Eventually, of course, the United States must fill up with people. It must lose its economic advantages. “[T]he time will come, noted Macaulay, “when New England will be as thickly peopled as old England. Wages will be as low, and will fluctuate as much with you as with us.” America will then be urbanized, with a large population of “artisans.” Then it will happen that large numbers of these artisans will sometimes find themselves out of work. “Then your institutions will be fairly brought to the test,” wrote Macaulay. “Distress everywhere makes the laborer mutinous and discontented, and inclines him to listen with eagerness to agitators who tell him that it is a monstrous iniquity that one man should have a million, while another cannot get a full meal.”

With the supreme power in the hands of a discontented multitude, what kind of government are they likely to elect? Would it be a government committed to “the security of property and the maintenance of order”? Or would it be a government that gets through hard times by robbing the rich “to relieve the indigent”? Eventually, wrote Macaulay, the Jeffersonian bent of the United States will result in the destruction of property, the plundering of the wealthy. “It is quite plain that your government will never be able to restrain a distressed and discontented majority. For with you the majority is the government, and the rich, who are always a minority, absolutely at its mercy.”

As we see today, all levels of government in America are involved in relieving the distress of the poor and unemployed, and we also see that this is presently accomplished by taxing the rich as well as by taking on debt. Presently the United States has the most progressive income tax system in the industrialized world. The problem here, in respect of the future, is the role played by the rich in investment and general economic progress. Without the rich, there is no future economic opportunity for the poor.

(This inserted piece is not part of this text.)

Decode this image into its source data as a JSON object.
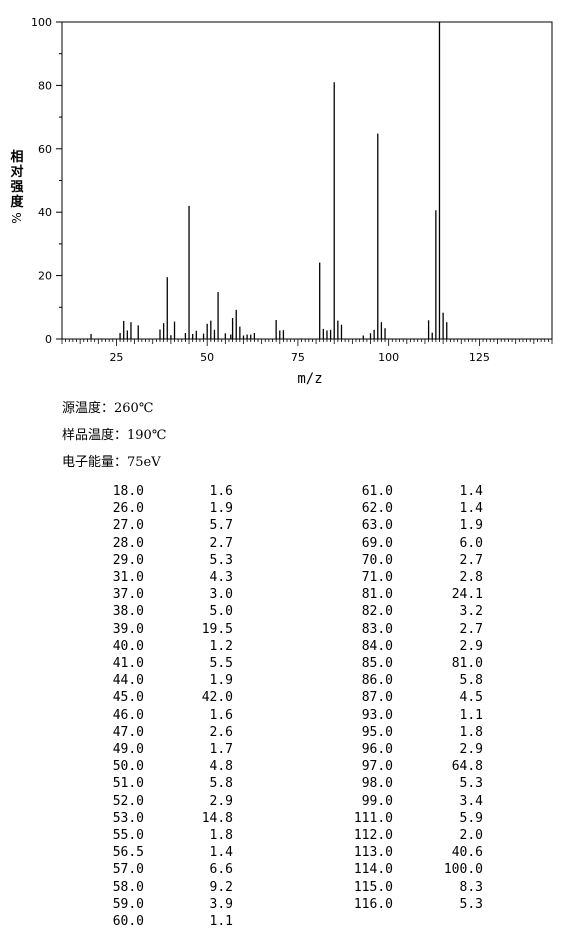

The process Macaulay wrote about, as anyone with eyes can see, is now on the point of playing out. The COVID-19 crisis has brought things to a head. Macaulay explained to his American correspondent, “I seriously apprehend that you will, in some such season of adversity as I have described, do things which will prevent prosperity from returning, that you will act like people who should in a year of scarcity devour all the seed-corn, and thus make the next a year not of scarcity, but of absolute famine. There will be, I fear, spoliation. The spoliation will increase the distress. The distress will produce fresh spoliation. There is nothing to stop you. Your Constitution is all sail and no anchor.” As the process of unraveling continues, he added, “Either some Caesar or Napoleon will seize the reins of government with a strong hand, or your republic will be as fearfully plundered and laid waste by barbarians … as the Roman Empire….”

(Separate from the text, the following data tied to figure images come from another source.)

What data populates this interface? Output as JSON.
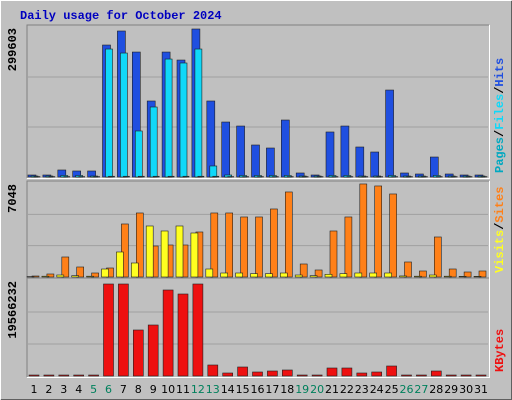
{
  "chart_data": [
    {
      "type": "bar",
      "title": "Daily usage for October 2024",
      "ylim": [
        0,
        299603
      ],
      "yticks": [
        299603
      ],
      "legend_separator": "/",
      "series": [
        {
          "name": "Hits",
          "color": "#1f4fe0",
          "values": [
            4000,
            4000,
            14000,
            12000,
            12000,
            263600,
            291600,
            249600,
            151800,
            249600,
            233600,
            295600,
            151800,
            109800,
            101800,
            63900,
            57900,
            113800,
            8000,
            4000,
            89900,
            101800,
            59900,
            49900,
            173700,
            8000,
            6000,
            39900,
            6000,
            4000,
            4000
          ]
        },
        {
          "name": "Files",
          "color": "#10d8f8",
          "values": [
            2000,
            2000,
            3000,
            3000,
            2000,
            255600,
            247600,
            91900,
            139800,
            235600,
            227700,
            255600,
            22000,
            4000,
            3000,
            3000,
            3000,
            3000,
            2000,
            2000,
            3000,
            3000,
            2000,
            2000,
            3000,
            2000,
            2000,
            3000,
            2000,
            2000,
            2000
          ]
        },
        {
          "name": "Pages",
          "color": "#00a8c0",
          "values": [
            800,
            800,
            800,
            800,
            800,
            1500,
            1500,
            1500,
            1500,
            1500,
            1500,
            1500,
            1500,
            800,
            800,
            800,
            800,
            800,
            800,
            800,
            800,
            800,
            800,
            800,
            800,
            800,
            800,
            800,
            800,
            800,
            800
          ]
        }
      ]
    },
    {
      "type": "bar",
      "ylim": [
        0,
        7048
      ],
      "yticks": [
        7048
      ],
      "legend_separator": "/",
      "series": [
        {
          "name": "Sites",
          "color": "#ff8018",
          "values": [
            75,
            225,
            1500,
            750,
            300,
            675,
            3975,
            4800,
            2325,
            2400,
            2400,
            3375,
            4800,
            4800,
            4500,
            4500,
            5100,
            6375,
            975,
            525,
            3450,
            4500,
            6975,
            6825,
            6225,
            1125,
            450,
            3000,
            600,
            375,
            450
          ]
        },
        {
          "name": "Visits",
          "color": "#ffff20",
          "values": [
            30,
            60,
            150,
            100,
            60,
            600,
            1875,
            1050,
            3825,
            3450,
            3825,
            3300,
            600,
            300,
            300,
            250,
            250,
            300,
            150,
            100,
            200,
            250,
            300,
            300,
            300,
            80,
            60,
            150,
            60,
            50,
            50
          ]
        }
      ]
    },
    {
      "type": "bar",
      "ylim": [
        0,
        19566232
      ],
      "yticks": [
        19566232
      ],
      "categories": [
        1,
        2,
        3,
        4,
        5,
        6,
        7,
        8,
        9,
        10,
        11,
        12,
        13,
        14,
        15,
        16,
        17,
        18,
        19,
        20,
        21,
        22,
        23,
        24,
        25,
        26,
        27,
        28,
        29,
        30,
        31
      ],
      "category_colors": [
        "#000000",
        "#000000",
        "#000000",
        "#000000",
        "#00805c",
        "#00805c",
        "#000000",
        "#000000",
        "#000000",
        "#000000",
        "#000000",
        "#00805c",
        "#00805c",
        "#000000",
        "#000000",
        "#000000",
        "#000000",
        "#000000",
        "#00805c",
        "#00805c",
        "#000000",
        "#000000",
        "#000000",
        "#000000",
        "#000000",
        "#00805c",
        "#00805c",
        "#000000",
        "#000000",
        "#000000",
        "#000000"
      ],
      "series": [
        {
          "name": "KBytes",
          "color": "#ee1010",
          "values": [
            200000,
            200000,
            200000,
            200000,
            200000,
            18751000,
            18751000,
            9375500,
            10394600,
            17528100,
            16712800,
            18751000,
            2242000,
            611400,
            1834300,
            815300,
            1019100,
            1222900,
            203800,
            203800,
            1630500,
            1630500,
            611400,
            815300,
            2038200,
            203800,
            203800,
            1019100,
            203800,
            203800,
            203800
          ]
        }
      ]
    }
  ]
}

The “barbarians” who lay in wait are the Russians and Chinese. The communist demagoguery they have supported in Africa and Latin America, especially in their control of Venezuela and South Africa, is predicated on the dynamic Macaulay outlined in 1857. When people are struggling in poverty, why not encourage them to despoil the rich and thereby empower the militant left (which works closely with Beijing and Moscow)? Here is the dynamic of a popular socialist revolution. The way things are playing out now, this destructive process falls directly in line with the Chinese Communist Party’s strategy of asymmetric warfare.

Economic warfare is imbedded in Moscow’s long-range strategy. This strategy was described in detail by Czech defector Jan Sejna, in a 1982 book titled We Will Bury You. Starting on page 100, he described a plan to hobble the U.S. economy and foster domestic unrest. There is no question that the communists have long intended to bring down the U.S. economy through a series of strategic moves. We can now see these moves taking place. It is a process that will continue as military pressures intensify.